Son las siete de la mañana y
Nacho se levanta de la cama para dirigirse al balcón. Desde los seis años
acostumbra a asomarse al gran ventanal de su dormitorio para disfrutar del
nacimiento de un nuevo día. Se siente atraído
por estas primeras horas cuando aún se
respira quietud en las calles, cuando el
sol se deja ver tímidamente por el horizonte y los primeros cantos de
los petirrojos, ruiseñores, herrerillos… escondidos entre la espesura de los árboles, comienzan su concierto matutino.
Pero hace aproximadamente un mes que su interés hacia toda esta manifestación
de vida ha pasado a un segundo plano desde que un día apareció la figura de un
niño detrás de la ventana de un viejo edificio, al otro lado de la placeta que tiene
justamente delante de su dormitorio. Desde allí puede observarlo y se saludan con
la mano. Este encuentro solo dura unos minutos, tiempo suficiente para que Nacho
se sienta muy unido a ese niño del que desconoce
todo, jamás se ha comunicado con él salvo
por los gestos que se hacen. Nacho es
capaz de adivinar, a pesar de la distancia, un cabello rubio, una piel oscura y
sus edades deben ser muy parecidas. Le
llama poderosamente la atención un detalle: siempre lleva una sudadera roja.
Intentó varias veces explicar a
sus padres que tenía un nuevo amigo,
algo peculiar. A pesar de la negativa de los dos adultos a creerlo, él persistía en la existencia de
ese niño al que saludaba todas las mañanas. Pero su padre terminó demasiado serio
y Nacho creyó conveniente que no merecía la pena seguir insistiendo. Su madre
habló con él a solas explicándole que era imposible que en aquel sitio pudiera
haber nadie. Se trataba de una antigua casa señorial del siglo XVIII y llevaba
casi un siglo deshabitada por lo que su deterioro era importante y necesitaba
algunas reformas. Hacía poco tiempo que el ayuntamiento la había comprado para
restaurarla y convertirla en un museo, mientras tanto permanecía cerrada.

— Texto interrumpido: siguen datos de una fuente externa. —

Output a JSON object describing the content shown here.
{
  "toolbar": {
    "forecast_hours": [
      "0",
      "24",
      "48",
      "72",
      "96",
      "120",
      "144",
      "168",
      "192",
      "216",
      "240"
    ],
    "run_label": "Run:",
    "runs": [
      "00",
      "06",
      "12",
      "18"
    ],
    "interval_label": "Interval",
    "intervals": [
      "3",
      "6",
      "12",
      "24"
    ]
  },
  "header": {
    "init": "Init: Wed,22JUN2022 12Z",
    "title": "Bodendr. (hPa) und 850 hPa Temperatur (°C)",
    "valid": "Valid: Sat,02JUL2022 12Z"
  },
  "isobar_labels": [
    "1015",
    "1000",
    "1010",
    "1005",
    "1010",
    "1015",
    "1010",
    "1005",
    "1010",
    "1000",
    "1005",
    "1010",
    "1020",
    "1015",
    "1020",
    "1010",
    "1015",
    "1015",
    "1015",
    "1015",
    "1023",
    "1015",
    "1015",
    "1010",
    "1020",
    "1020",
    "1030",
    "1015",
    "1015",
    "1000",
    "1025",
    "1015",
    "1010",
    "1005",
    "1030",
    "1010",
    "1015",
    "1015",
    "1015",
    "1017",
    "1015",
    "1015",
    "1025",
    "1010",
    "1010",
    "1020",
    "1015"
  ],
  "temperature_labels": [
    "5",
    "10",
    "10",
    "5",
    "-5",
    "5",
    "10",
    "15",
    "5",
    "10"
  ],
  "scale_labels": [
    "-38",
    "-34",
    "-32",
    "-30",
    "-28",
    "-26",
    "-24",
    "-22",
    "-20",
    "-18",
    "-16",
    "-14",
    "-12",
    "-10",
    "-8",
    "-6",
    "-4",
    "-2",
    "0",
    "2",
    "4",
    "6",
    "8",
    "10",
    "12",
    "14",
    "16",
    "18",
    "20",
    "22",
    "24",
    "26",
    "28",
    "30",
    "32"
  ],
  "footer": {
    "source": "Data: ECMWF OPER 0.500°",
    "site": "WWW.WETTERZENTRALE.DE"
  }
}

Terminó por recriminarle su fantasiosa imaginación. Desde ese momento Nacho
tomó una determinación: no volvería hablar del asunto con nadie, sería su
secreto.
Una mañana en la que Nacho
esperaba en el balcón para saludar al amigo, este no apareció. ‘Estará
enfermo’, pensó. Desayunó y se preparó para ir al colegio. A la hora de
vestirse le pidió a su madre su nuevo chándal con el que quería impresionar a
sus amigos.
- Mamá, hoy vamos a jugar un partido de fútbol y
me gustaría ponerme mi chándal de la selección.
-
Nacho, había que hacerle un arreglo ¿no te acuerdas?
-
Venga mamá, es que me hace mucha ilusión, anda
por favor, por favor… ya me lo arreglarás luego.
-
Vale… como quieras, cuando te pones tan formal
es difícil negarte nada.
- Gracias mamá-
Nacho salió disparado para vestirse, no sin antes propinarle un beso de
gratitud a la madre.
Horas más tarde Nacho murió. Fue una caída estúpida en el patio del colegio pero con tan mala suerte que el golpe fue mortal, causándole daños irreparables en la parte más vulnerable de su cuerpo.
Desde entonces, la madre entra todas
las mañanas en la habitación de Nacho con una gran ansiedad, siempre espera ver
a su hijo al otro lado de la puerta dispuesto a llenar ese gran vacío que siente
desde su partida. Esa habitación que pertenece al pasado, en la que un día la
vida se paralizó, ahora se ha convertido en el refugio atemporal donde descargar todo el dolor y la rabia
contenidos. Se dirige al balcón, lo abre y se queda mirando ese paisaje
desolado, sin esperanza. Está abstraída
en el movimiento lento del agua de una fuente cuando sus ojos se fijan,
repentinamente, hacia un punto al otro lado de la placeta. En una de las
ventanas, la segunda a la izquierda en la parte más alta del viejo edificio, se
adivina la figura de un niño que le saluda con la mano. ‘No puede ser, no pude
ser’ piensa la madre al mismo tiempo que se frota los ojos como si pudiera, con
este gesto, borrar todo aquello que no tiene sentido. ‘Tiene que ser el mismo
que veía Nacho’, pensó de nuevo. Fijó la
vista una vez más hasta que diferenció una cabellera rubia, una piel oscura y
una sudadera, la misma que llevaba Nacho el día de su muerte. Alzó la mano y
con un gran estremecimiento saludó a su propio hijo.